Save The Day by Morgan Matson (417 pages)
Overview: When your mother fictionalizes every aspect of your life, you always have to watch your back so that you don't end up in the newspaper pages, or, at least, that's how Mike feels, and he hasn't been home in over a year, so he doesn't really matter. Charlie loves her mom's strip, and she has no desire to speak to Mike. They'll all be forced to get along, though, because the family is coming home for Linnie's wedding. That's not the only thing that can go wrong at the wedding. Charlie spends the day leading up to it and the day of running around with the substitute wedding planner putting out fires. Maybe... just maybe, Linnie will get the chance to get married without everything falling apart. Overall: 4
Characters: 4 I loved the big family ensemble cast. Charlie offers a unique prospective as the youngest of five. Most of her siblings had moved out of the house before she was really old enough to know them, but she craves their attention when they all come back home. Charlie is a people pleaser and will do just about anything to make her family happy.
Jesse is the love interest that Charlie opens the book making out with. While he's barely a presence in the book, Matson uses Mike's best friend to examine Charlie's inability to see the world how it is from a different angle. Just like Charlie constructs the perfect family mixing the memories she wants and anecdotes from the comic strip, Jesse is figments of her childhood imagination mixing with this residual charm. Even though he's not the most well developed character, he creates an interesting parallel.
Plot: 4 You would think a book set over the course of three days would be fast paced, and, well, shorter. I honestly checked out this book from the library three times before I actually read it because it was so long. While the plot is action packed, maybe too much, at times, it's a slow read. Matson doesn't skip a single minute that unfolds in the seventy-two hours.
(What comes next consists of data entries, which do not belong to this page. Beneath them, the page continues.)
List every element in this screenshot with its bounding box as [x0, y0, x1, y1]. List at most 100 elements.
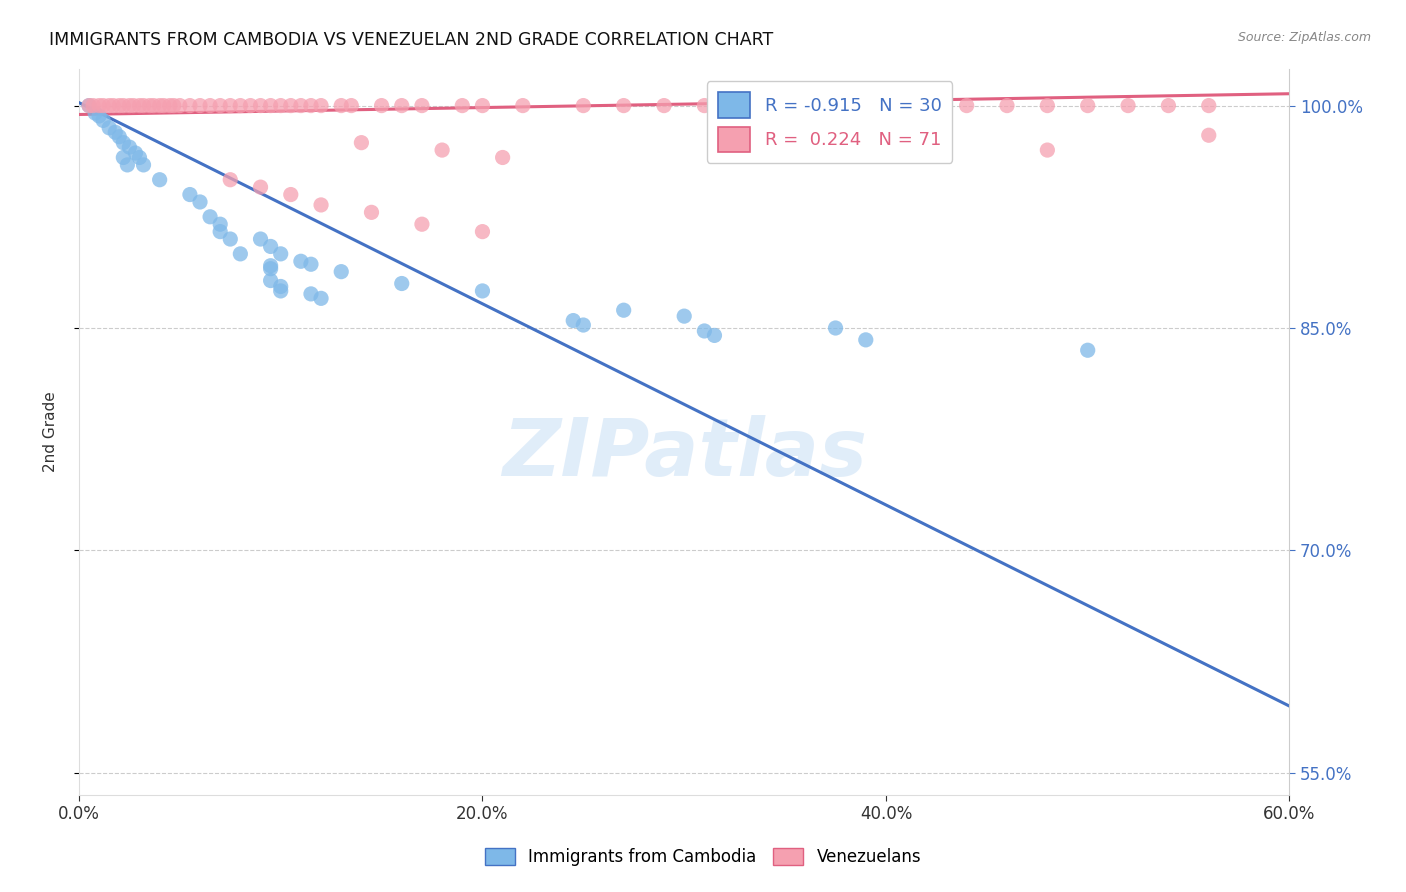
Point — [270, 98, 292, 112]
Point — [219, 172, 242, 186]
Point — [149, 172, 172, 186]
Point — [562, 313, 585, 327]
Point — [259, 239, 281, 253]
Point — [229, 98, 252, 112]
Point — [259, 274, 281, 288]
Point — [915, 98, 938, 112]
Point — [198, 210, 221, 224]
Point — [290, 254, 312, 268]
Point — [471, 225, 494, 239]
Point — [1036, 98, 1059, 112]
Point — [179, 187, 201, 202]
Point — [430, 143, 453, 157]
Point — [209, 217, 232, 231]
Point — [572, 98, 595, 112]
Legend: R = -0.915   N = 30, R =  0.224   N = 71: R = -0.915 N = 30, R = 0.224 N = 71 — [707, 81, 952, 163]
Point — [98, 98, 121, 112]
Legend: Immigrants from Cambodia, Venezuelans: Immigrants from Cambodia, Venezuelans — [478, 841, 928, 873]
Point — [169, 98, 191, 112]
Point — [834, 98, 856, 112]
Point — [340, 98, 363, 112]
Point — [132, 98, 155, 112]
Point — [112, 98, 135, 112]
Point — [814, 98, 837, 112]
Point — [512, 98, 534, 112]
Point — [249, 180, 271, 194]
Point — [77, 98, 100, 112]
Point — [1116, 98, 1139, 112]
Point — [572, 318, 595, 332]
Point — [270, 279, 292, 293]
Point — [875, 98, 897, 112]
Point — [209, 98, 232, 112]
Point — [259, 259, 281, 273]
Point — [229, 247, 252, 261]
Point — [309, 98, 332, 112]
Point — [370, 98, 392, 112]
Point — [1177, 884, 1199, 892]
Point — [280, 98, 302, 112]
Point — [163, 98, 186, 112]
Point — [219, 232, 242, 246]
Point — [855, 333, 877, 347]
Point — [703, 328, 725, 343]
Point — [89, 109, 111, 123]
Point — [734, 98, 756, 112]
Point — [491, 151, 513, 165]
Point — [309, 291, 332, 305]
Point — [188, 98, 211, 112]
Text: ZIPatlas: ZIPatlas — [502, 415, 866, 492]
Point — [159, 98, 181, 112]
Point — [188, 194, 211, 209]
Point — [259, 98, 281, 112]
Point — [693, 324, 716, 338]
Point — [84, 106, 107, 120]
Point — [411, 217, 433, 231]
Point — [1360, 662, 1382, 676]
Point — [391, 98, 413, 112]
Point — [309, 198, 332, 212]
Point — [91, 98, 114, 112]
Point — [773, 98, 796, 112]
Point — [138, 98, 160, 112]
Point — [1036, 143, 1059, 157]
Point — [330, 98, 353, 112]
Point — [89, 98, 111, 112]
Point — [350, 136, 373, 150]
Point — [108, 129, 131, 144]
Point — [299, 286, 322, 301]
Point — [270, 247, 292, 261]
Point — [1077, 343, 1099, 358]
Point — [142, 98, 165, 112]
Point — [122, 98, 145, 112]
Point — [1198, 128, 1220, 143]
Point — [1157, 98, 1180, 112]
Point — [613, 98, 636, 112]
Point — [280, 187, 302, 202]
Point — [290, 98, 312, 112]
Point — [613, 303, 636, 318]
Point — [103, 98, 125, 112]
Point — [179, 98, 201, 112]
Point — [239, 98, 262, 112]
Point — [104, 125, 127, 139]
Point — [112, 136, 135, 150]
Point — [956, 98, 979, 112]
Point — [391, 277, 413, 291]
Point — [128, 151, 150, 165]
Point — [117, 158, 139, 172]
Point — [1198, 98, 1220, 112]
Point — [330, 265, 353, 279]
Point — [673, 309, 696, 323]
Point — [77, 98, 100, 112]
Point — [249, 98, 271, 112]
Point — [132, 158, 155, 172]
Point — [411, 98, 433, 112]
Point — [299, 257, 322, 271]
Point — [693, 98, 716, 112]
Point — [471, 284, 494, 298]
Point — [360, 205, 382, 219]
Point — [995, 98, 1018, 112]
Point — [108, 98, 131, 112]
Point — [82, 98, 104, 112]
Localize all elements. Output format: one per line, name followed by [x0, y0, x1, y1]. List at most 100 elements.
Writing: 4 While I like Matson's writing, I've struggled with her other books on the immense amount of detail provided. I've actually shied away from her books in the past because the length of the book is kind of indicative to that issue in most cases. While I love the family dynamic that was built, I think some of the scenes could have been given as overviews, and neither of the romances that were drawn out for Charlie were ever satisfyingly fulfilled, so they just felt unnecessary and like a missing end.